I told him he would multiply his hit-rate maybe 10-fold if he followed up with chaser phone calls, and he set about his campaign.
I met him again over the weekend and asked him how things were going.
“Waste of time!” he blurted. “Something wrong with the post!” he continued. “Hardly anybody got their brochures!”
He’d sent them out as planned, and then starting calling around, using the opening line – “It’s Craig here from Acme Blinds” (names changed to protect the stupid) “Just wondered if you got the brochure we sent out last week”
NOT CRAIG, YESTERDAY
Hmmm…Craig, you just used the most useless opening line in the history of useless opening lines! Here’s why, mate –
1- The only people who need to know whether a piece of post has arrived or not are customer service researchers at the Royal Mail.

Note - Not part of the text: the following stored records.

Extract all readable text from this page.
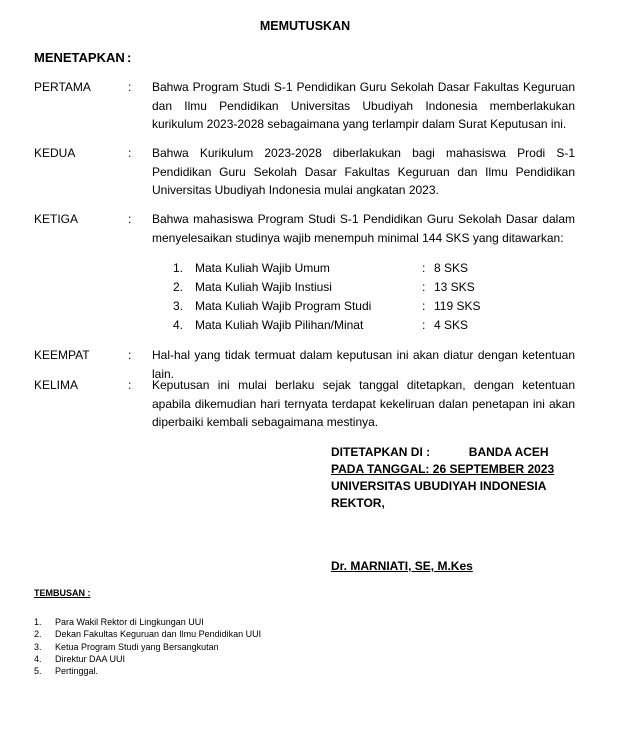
MEMUTUSKAN
MENETAPKAN :
PERTAMA	: Bahwa Program Studi S-1 Pendidikan Guru Sekolah Dasar Fakultas Keguruan dan Ilmu Pendidikan Universitas Ubudiyah Indonesia memberlakukan kurikulum 2023-2028 sebagaimana yang terlampir dalam Surat Keputusan ini.
KEDUA	: Bahwa Kurikulum 2023-2028 diberlakukan bagi mahasiswa Prodi S-1 Pendidikan Guru Sekolah Dasar Fakultas Keguruan dan Ilmu Pendidikan Universitas Ubudiyah Indonesia mulai angkatan 2023.
KETIGA	: Bahwa mahasiswa Program Studi S-1 Pendidikan Guru Sekolah Dasar dalam menyelesaikan studinya wajib menempuh minimal 144 SKS yang ditawarkan:
1. Mata Kuliah Wajib Umum	: 8 SKS
2. Mata Kuliah Wajib Instiusi	: 13 SKS
3. Mata Kuliah Wajib Program Studi	: 119 SKS
4. Mata Kuliah Wajib Pilihan/Minat	: 4 SKS
KEEMPAT	: Hal-hal yang tidak termuat dalam keputusan ini akan diatur dengan ketentuan lain.
KELIMA	: Keputusan ini mulai berlaku sejak tanggal ditetapkan, dengan ketentuan apabila dikemudian hari ternyata terdapat kekeliruan dalan penetapan ini akan diperbaiki kembali sebagaimana mestinya.
DITETAPKAN DI :	BANDA ACEH
PADA TANGGAL: 26 SEPTEMBER 2023
UNIVERSITAS UBUDIYAH INDONESIA
REKTOR,
Dr. MARNIATI, SE, M.Kes
TEMBUSAN :
1. Para Wakil Rektor di Lingkungan UUI
2. Dekan Fakultas Keguruan dan Ilmu Pendidikan UUI
3. Ketua Program Studi yang Bersangkutan
4. Direktur DAA UUI
5. Pertinggal.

2 – If the customer answers no (he hasn’t received it) he’s either lying to stall any further conversation (most likely), or you have his address wrong. Either way, it leaves you with next-to-no chance of recovering to a selling situation.
3 – If the customer answers yes, where does that leave you? You’ve then got to hit him with another question to move the call forward; usually “so…was it of interest then?” He’s probably already rehearsed the answer to that one, and it’s the one you’re expecting.
4 – Asking a “yes-or-no” question as an opening line is, always has been and always will be a pretty lame idea.
“Craig” could have supercharged his chances of success with this kind of pitch –
“…as you’ve been a customer of ours before, I wanted to let you know about a great deal we’ve got on at the moment: [Insert short, sharp, sexy info-hook] I can pop over Tuesday morning or Thursday afternoon to work out some prices for you…which would be better?”
An either/or question with an assumptive close built-in is a really powerful way to get what you want – in this case, a face-to-face appointment with the prospect.
And about that brochure – they definitely received it; it had either warmed them up nicely or they’d already thrown it away!